During data preparation, teams should evaluate data quality characteristics from TS 25058, documenting data provenance, assessing representativeness, and verifying label quality. Data quality issues discovered at this stage are far less costly to address than issues discovered after model deployment.
During model development and evaluation, the model quality characteristics provide a comprehensive evaluation framework that goes beyond simple accuracy metrics. Teams should evaluate models across all relevant characteristics — robustness, explainability, fairness, and uncertainty — not just predictive performance. This multi-dimensional evaluation often reveals trade-offs: improving robustness may slightly reduce accuracy, and increasing fairness may require accepting higher error rates for some groups. These trade-offs should be documented and managed explicitly.
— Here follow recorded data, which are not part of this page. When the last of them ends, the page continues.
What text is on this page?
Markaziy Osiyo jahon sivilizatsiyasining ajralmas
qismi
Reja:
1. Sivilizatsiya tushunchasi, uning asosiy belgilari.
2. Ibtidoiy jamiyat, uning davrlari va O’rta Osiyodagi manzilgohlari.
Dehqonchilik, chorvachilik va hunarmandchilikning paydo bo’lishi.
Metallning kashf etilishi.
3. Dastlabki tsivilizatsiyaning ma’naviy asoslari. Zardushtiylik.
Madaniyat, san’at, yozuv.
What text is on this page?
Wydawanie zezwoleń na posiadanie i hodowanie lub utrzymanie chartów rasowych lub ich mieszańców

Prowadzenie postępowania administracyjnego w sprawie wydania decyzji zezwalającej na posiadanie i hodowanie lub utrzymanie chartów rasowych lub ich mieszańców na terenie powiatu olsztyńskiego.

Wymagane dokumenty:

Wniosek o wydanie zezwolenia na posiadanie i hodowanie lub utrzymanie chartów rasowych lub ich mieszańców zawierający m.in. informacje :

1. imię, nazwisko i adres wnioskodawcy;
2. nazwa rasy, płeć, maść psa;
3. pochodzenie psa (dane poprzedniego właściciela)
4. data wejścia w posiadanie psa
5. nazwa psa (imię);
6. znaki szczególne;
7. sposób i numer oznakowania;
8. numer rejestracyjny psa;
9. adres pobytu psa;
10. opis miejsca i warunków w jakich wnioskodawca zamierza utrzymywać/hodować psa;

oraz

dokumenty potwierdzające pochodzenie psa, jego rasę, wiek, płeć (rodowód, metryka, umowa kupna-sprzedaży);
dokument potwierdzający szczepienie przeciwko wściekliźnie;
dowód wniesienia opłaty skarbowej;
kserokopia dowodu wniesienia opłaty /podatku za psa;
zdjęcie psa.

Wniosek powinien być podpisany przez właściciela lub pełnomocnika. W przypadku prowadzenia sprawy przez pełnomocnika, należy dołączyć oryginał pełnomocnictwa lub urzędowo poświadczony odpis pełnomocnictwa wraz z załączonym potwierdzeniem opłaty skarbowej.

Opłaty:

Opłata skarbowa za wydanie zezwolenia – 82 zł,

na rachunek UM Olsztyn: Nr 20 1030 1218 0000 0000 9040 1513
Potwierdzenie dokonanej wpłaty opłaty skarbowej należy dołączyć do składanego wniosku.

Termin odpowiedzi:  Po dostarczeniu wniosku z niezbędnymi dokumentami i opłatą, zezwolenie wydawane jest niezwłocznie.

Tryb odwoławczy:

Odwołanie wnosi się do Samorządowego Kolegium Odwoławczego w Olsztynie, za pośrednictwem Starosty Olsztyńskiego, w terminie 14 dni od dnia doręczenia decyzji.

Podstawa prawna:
During deployment and operations, TS 25058 guides the implementation of continuous monitoring for model quality degradation. Key monitoring elements include data drift detection, prediction distribution monitoring, and regular retraining triggers. The specification emphasizes that AI system quality is not a one-time evaluation but a continuous process that must keep pace with changing data distributions and operational contexts.
For engineers implementing TS 25058, a practical starting point is to create an AI system quality specification document that maps each relevant quality characteristic from the model to specific measures, target values, evaluation methods, and monitoring approaches. This document serves as the quality contract between development teams, operations teams, and business stakeholders, establishing shared expectations for AI system behavior across its operational life.